Callaway Golf has reported net sales of $442 million for the first three months of 2020, down $74 million on last year’s figures for the same period.
Net income was for the first quarter was $29 million compared to $49 million for the first quarter of 2019.
Chip Brewer, Callaway’s President and Chief Executive Officer, said: “We are pleased that during the first quarter of 2020 our golf equipment market shares remained strong in all of our major markets and that we were able to deliver a profitable quarter despite the negative impact of COVID-19. In fact, through early March we were on track for another record sales year, which would have made it our fourth consecutive record year.
“While the COVID-19 pandemic will have a significant impact on our results in the short term, we believe we will be well positioned to emerge from this pandemic. Our golf and outdoor lifestyle businesses support an active and healthy lifestyle that is compatible with a world of social distancing. We are also pleased that we are beginning to see some signs of recovery, particularly in those regions that were first affected.”
“The decrease in sales reflects the negative impact of the COVID-19 pandemic on both the golf equipment and soft goods operating segments globally. This decrease, however, was partially offset by an increase in net sales in Japan and Korea for the same period despite the impact of the COVID-19 pandemic.”
Brewer added: “Our golf equipment market shares remained strong in all of our major markets. Through March, we held the number one position in the US for total hardgoods, as well as for total clubs, and in Europe we held the number one position in hardgoods through February, which is the most up-to-date data currently available. We believe we gained market share in both Europe and Asia. During the quarter, we also made good progress on key initiatives, including the completion of our golf ball modernization effort for our facility in Massachusetts facility, and the initial phases of our transition to our new 800,000 sq ft ‘superhub’ just outside of Fort Worth, Texas.”
“The COVID-19 outbreak initially impacted just our Asian businesses and supply chain, but by early March, the issue became global.
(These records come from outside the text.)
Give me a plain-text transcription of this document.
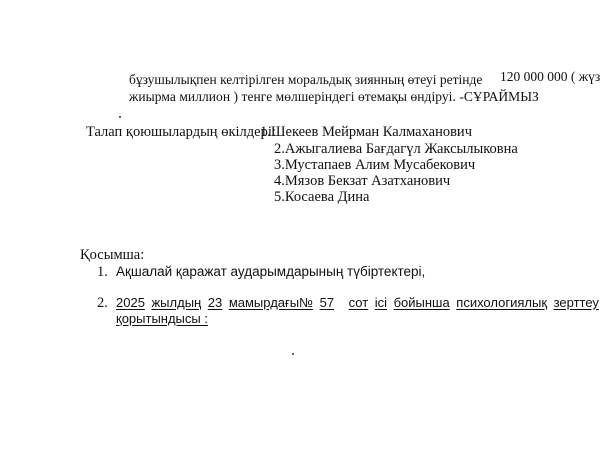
бұзушылықпен келтірілген моральдық зиянның өтеуі ретінде 120 000 000 ( жүз
жиырма миллион ) тенге мөлшеріндегі өтемақы өндіруі. -СҰРАЙМЫЗ
Талап қоюшылардың өкілдері:
1.Шекеев Мейрман Калмаханович
2.Ажыгалиева Бағдагүл Жаксылыковна
3.Мустапаев Алим Мусабекович
4.Мязов Бекзат Азатханович
5.Косаева Дина
Қосымша:
1. Ақшалай қаражат аударымдарының түбіртектері,
2. 2025 жылдың 23 мамырдағы№ 57	сот ісі бойынша психологиялық зерттеу
қорытындысы :
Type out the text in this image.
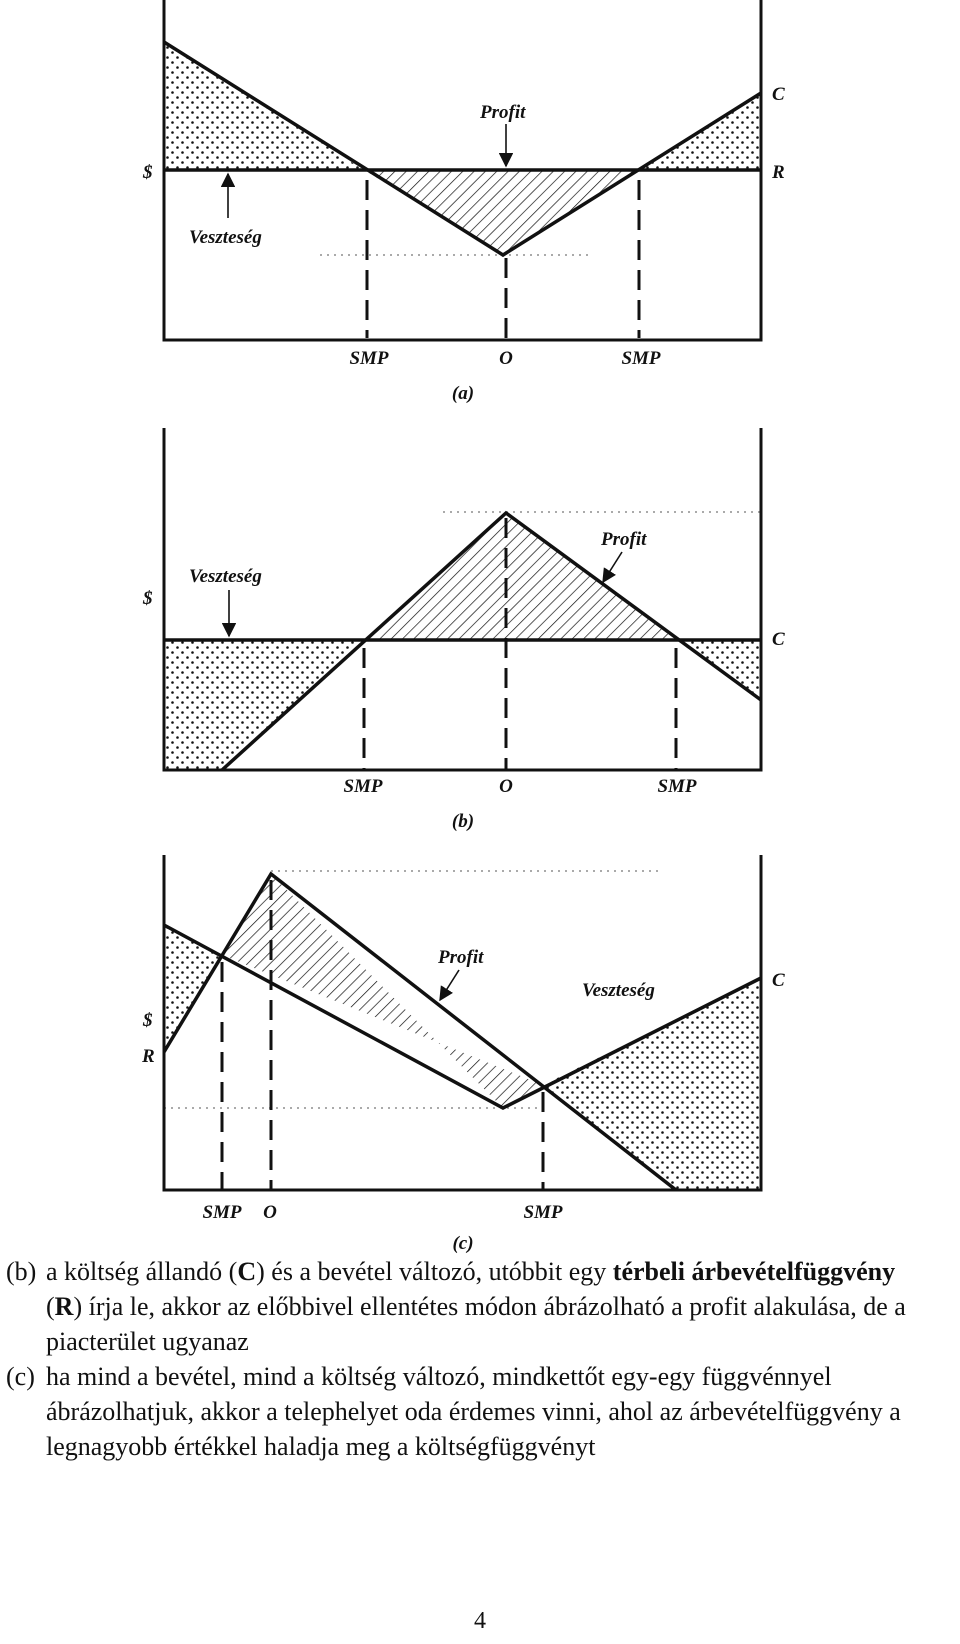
Profit
Veszteség
$
C
R
SMP	O	SMP
(a)
Profit
Veszteség
$
C
SMP	O	SMP
(b)
Profit
Veszteség
$
R
C
SMP O	SMP
(c)
(b) a költség állandó (C) és a bevétel változó, utóbbit egy térbeli árbevételfüggvény (R) írja le, akkor az előbbivel ellentétes módon ábrázolható a profit alakulása, de a piacterület ugyanaz
(c) ha mind a bevétel, mind a költség változó, mindkettőt egy-egy függvénnyel ábrázolhatjuk, akkor a telephelyet oda érdemes vinni, ahol az árbevételfüggvény a legnagyobb értékkel haladja meg a költségfüggvényt
4
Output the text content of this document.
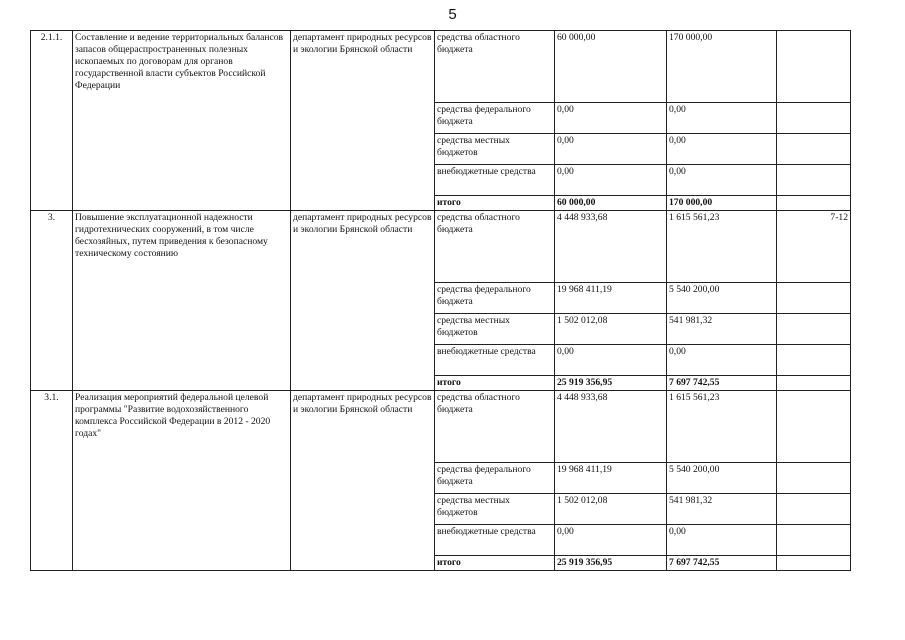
5
2.1.1.	Составление и ведение территориальных балансов запасов общераспространенных полезных ископаемых по договорам для органов государственной власти субъектов Российской Федерации	департамент природных ресурсов и экологии Брянской области	средства областного бюджета	60 000,00	170 000,00	
			средства федерального бюджета	0,00	0,00	
			средства местных бюджетов	0,00	0,00	
			внебюджетные средства	0,00	0,00	
			итого	60 000,00	170 000,00	
3.	Повышение эксплуатационной надежности гидротехнических сооружений, в том числе бесхозяйных, путем приведения к безопасному техническому состоянию	департамент природных ресурсов и экологии Брянской области	средства областного бюджета	4 448 933,68	1 615 561,23	7-12
			средства федерального бюджета	19 968 411,19	5 540 200,00	
			средства местных бюджетов	1 502 012,08	541 981,32	
			внебюджетные средства	0,00	0,00	
			итого	25 919 356,95	7 697 742,55	
3.1.	Реализация мероприятий федеральной целевой программы "Развитие водохозяйственного комплекса Российской Федерации в 2012 - 2020 годах"	департамент природных ресурсов и экологии Брянской области	средства областного бюджета	4 448 933,68	1 615 561,23	
			средства федерального бюджета	19 968 411,19	5 540 200,00	
			средства местных бюджетов	1 502 012,08	541 981,32	
			внебюджетные средства	0,00	0,00	
			итого	25 919 356,95	7 697 742,55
By mid-March, global regulatory responses implementing social distancing and shelter-in-place orders significantly slowed retail sales and created business challenges worldwide.
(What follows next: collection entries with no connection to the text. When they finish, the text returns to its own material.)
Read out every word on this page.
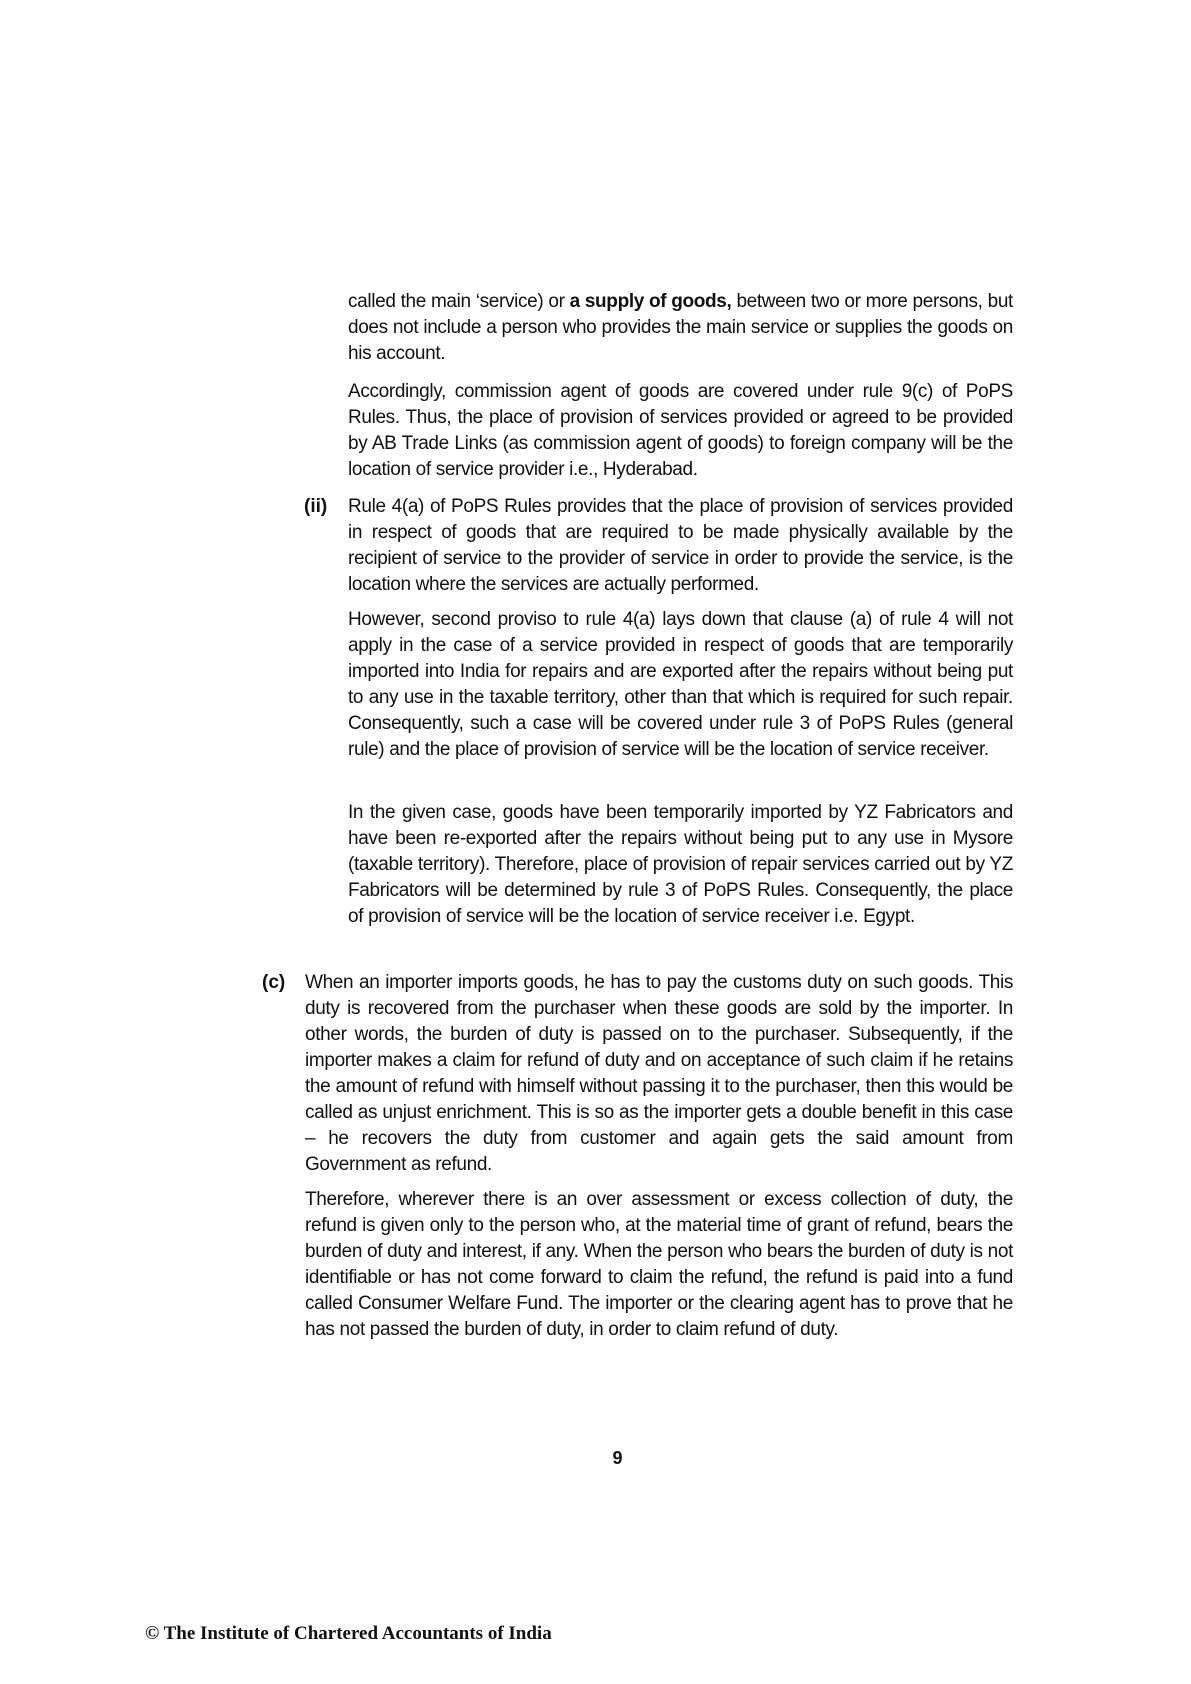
called the main ‘service) or a supply of goods, between two or more persons, but does not include a person who provides the main service or supplies the goods on his account.

Accordingly, commission agent of goods are covered under rule 9(c) of PoPS Rules. Thus, the place of provision of services provided or agreed to be provided by AB Trade Links (as commission agent of goods) to foreign company will be the location of service provider i.e., Hyderabad.

(ii) Rule 4(a) of PoPS Rules provides that the place of provision of services provided in respect of goods that are required to be made physically available by the recipient of service to the provider of service in order to provide the service, is the location where the services are actually performed.

However, second proviso to rule 4(a) lays down that clause (a) of rule 4 will not apply in the case of a service provided in respect of goods that are temporarily imported into India for repairs and are exported after the repairs without being put to any use in the taxable territory, other than that which is required for such repair. Consequently, such a case will be covered under rule 3 of PoPS Rules (general rule) and the place of provision of service will be the location of service receiver.

In the given case, goods have been temporarily imported by YZ Fabricators and have been re-exported after the repairs without being put to any use in Mysore (taxable territory). Therefore, place of provision of repair services carried out by YZ Fabricators will be determined by rule 3 of PoPS Rules. Consequently, the place of provision of service will be the location of service receiver i.e. Egypt.

(c) When an importer imports goods, he has to pay the customs duty on such goods. This duty is recovered from the purchaser when these goods are sold by the importer. In other words, the burden of duty is passed on to the purchaser. Subsequently, if the importer makes a claim for refund of duty and on acceptance of such claim if he retains the amount of refund with himself without passing it to the purchaser, then this would be called as unjust enrichment. This is so as the importer gets a double benefit in this case – he recovers the duty from customer and again gets the said amount from Government as refund.

Therefore, wherever there is an over assessment or excess collection of duty, the refund is given only to the person who, at the material time of grant of refund, bears the burden of duty and interest, if any. When the person who bears the burden of duty is not identifiable or has not come forward to claim the refund, the refund is paid into a fund called Consumer Welfare Fund. The importer or the clearing agent has to prove that he has not passed the burden of duty, in order to claim refund of duty.

9
© The Institute of Chartered Accountants of India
“During that time, our focus shifted to being proactive in actions to protect our business and its many constituencies. These actions included securing increase near-term liquidity via both our ABL and equipment loans, decreasing our operating expenses and capital expenditures in total by approximately 20%, aggressively decreasing inventory commitments to better match up with revised demand expectations and to minimize working capital needs and evaluating more long-term capital options, which led us to issue approximately $250 million in convertible debt last week under what we believe were favorable terms and conditions.
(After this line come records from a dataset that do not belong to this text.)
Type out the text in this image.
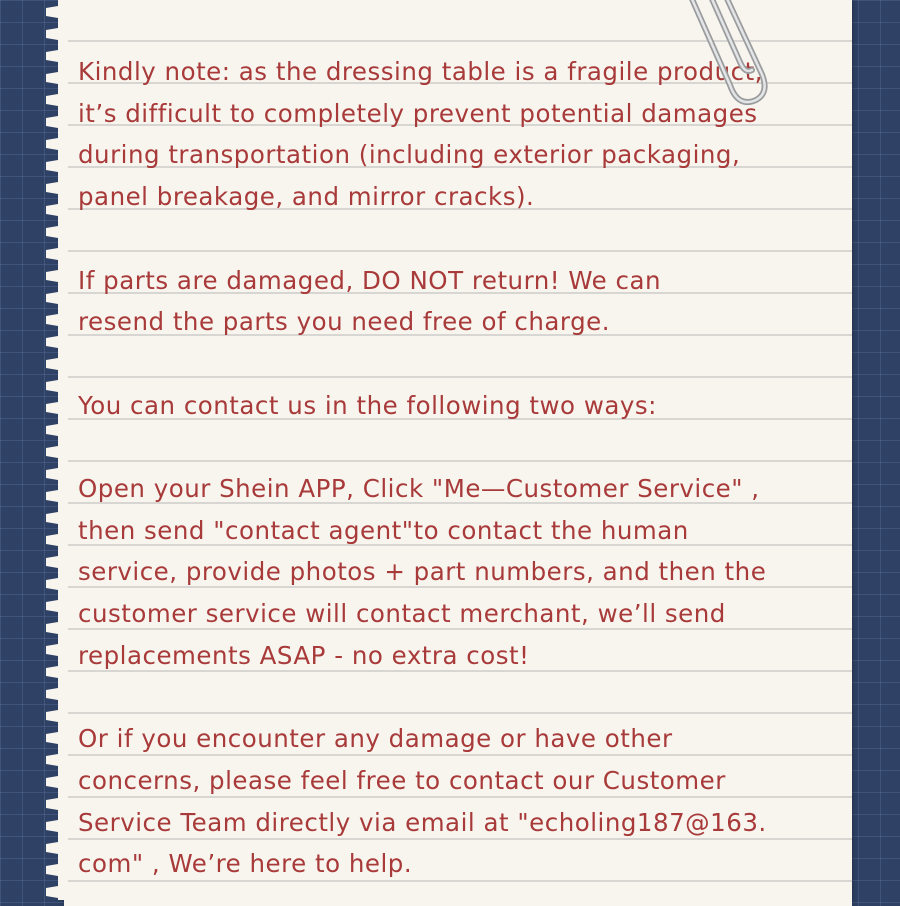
Kindly note: as the dressing table is a fragile product,
it’s difficult to completely prevent potential damages
during transportation (including exterior packaging,
panel breakage, and mirror cracks).

If parts are damaged, DO NOT return! We can
resend the parts you need free of charge.

You can contact us in the following two ways:

Open your Shein APP, Click "Me—Customer Service" ,
then send "contact agent"to contact the human
service, provide photos + part numbers, and then the
customer service will contact merchant, we’ll send
replacements ASAP - no extra cost!

Or if you encounter any damage or have other
concerns, please feel free to contact our Customer
Service Team directly via email at "echoling187@163.
com" , We’re here to help.
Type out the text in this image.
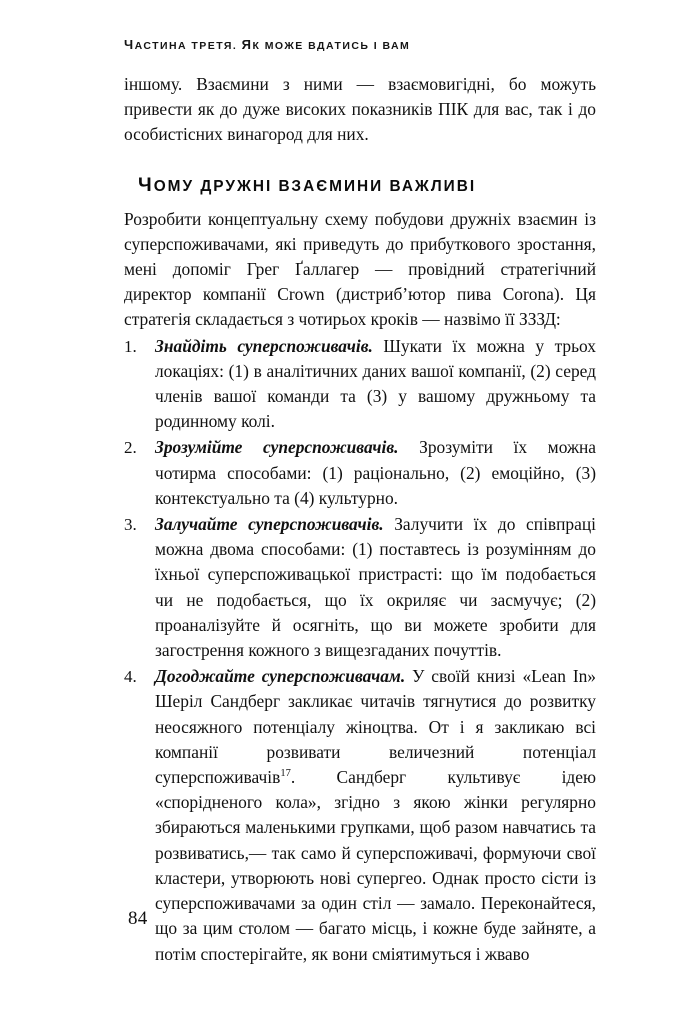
ЧАСТИНА ТРЕТЯ. ЯК МОЖЕ ВДАТИСЬ І ВАМ

іншому. Взаємини з ними — взаємовигідні, бо можуть привести як до дуже високих показників ПІК для вас, так і до особистісних винагород для них.

ЧОМУ ДРУЖНІ ВЗАЄМИНИ ВАЖЛИВІ

Розробити концептуальну схему побудови дружніх взаємин із суперспоживачами, які приведуть до прибуткового зростання, мені допоміг Грег Ґаллагер — провідний стратегічний директор компанії Crown (дистриб’ютор пива Corona). Ця стратегія складається з чотирьох кроків — назвімо її ЗЗЗД:

1.	Знайдіть суперспоживачів. Шукати їх можна у трьох локаціях: (1) в аналітичних даних вашої компанії, (2) серед членів вашої команди та (3) у вашому дружньому та родинному колі.
2.	Зрозумійте суперспоживачів. Зрозуміти їх можна чотирма способами: (1) раціонально, (2) емоційно, (3) контекстуально та (4) культурно.
3.	Залучайте суперспоживачів. Залучити їх до співпраці можна двома способами: (1) поставтесь із розумінням до їхньої суперспоживацької пристрасті: що їм подобається чи не подобається, що їх окриляє чи засмучує; (2) проаналізуйте й осягніть, що ви можете зробити для загострення кожного з вищезгаданих почуттів.
4.	Догоджайте суперспоживачам. У своїй книзі «Lean In» Шеріл Сандберг закликає читачів тягнутися до розвитку неосяжного потенціалу жіноцтва. От і я закликаю всі компанії розвивати величезний потенціал суперспоживачів$^{17}$. Сандберг культивує ідею «спорідненого кола», згідно з якою жінки регулярно збираються маленькими групками, щоб разом навчатись та розвиватись,— так само й суперспоживачі, формуючи свої кластери, утворюють нові супергео. Однак просто сісти із суперспоживачами за один стіл — замало. Переконайтеся, що за цим столом — багато місць, і кожне буде зайняте, а потім спостерігайте, як вони сміятимуться і жваво
84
“Given our initial actions, we believe we had adequate liquidity to make it through this pandemic crisis even before the convert debt issuance. Now, of course, we have an even higher confidence, but not only getting through this, but emerging in a position of relative strength. Throughout all of this, the safety and health of the company’s employees, customers and partners has remained paramount in our minds. Following guidelines established by health organisations across the world, we initially took actions including, limiting and then suspending business travel, restricting visitors and establishing work-from-home programs.”
“As things develop, almost all of our North American and European operations have been shut down for various lengths of time. At present, our corporate headquarters in California is still working from home and our golf ball plant in Chicopee, Massachusetts is still closed by state order. However, many of our facilities elsewhere in the US and across the globe are starting to return to more normal operations.”
Discussing how second quarter sales figures would be impacted as a result of almost all golf courses being closed thought April and half of May, Brewer added: “Unfortunately, Q2 is certainly going to be down significantly and we are unsure what to expect for the balance of this year. Experts are telling us there will likely be a significant recession, maybe a reoccurrence, which may or may not be managed well and maybe even on the positive side of e-life recovery. With this as our backdrop, we have suspended guidance until market conditions are more predictable.
“Having said all this, we are seeing some encouraging signs and these include, our primary Asian businesses, they’ve held up or recovered better than initial expectations. After a full shut down for a large part of Q1, our China business impressed us, with April revenues and our golf business returning to levels roughly equivalent to 2019 and our China apparel business only down slightly for the month of April.
Demand to play golf is high in both China and Korea. In Korea, Tee times outside Seoul are reportedly booked through May already. We believe our Asian businesses overall will be a positive contributor for the balance of the year.
“Markets in Central Europe and the US are starting to reopen as well, which is especially as relevant for our golf business. By mid-May, the National Golf Foundation believes 80% of US golf courses will be opened in the US, and I have a feeling it may actually be quite a bit better than this. Anecdotal reports are that there is high utilization of the golf courses that are open and research shows there is a pent-up demand to play.
Callaway is well positioned to both weather this storm and come out in a position of strength. We are confident that our principal products, golf equipment, golf apparel and golf accessories, as well as outdoor apparel, gear and accessories are attractive segments for a world of social distancing and a ‘new normal’.”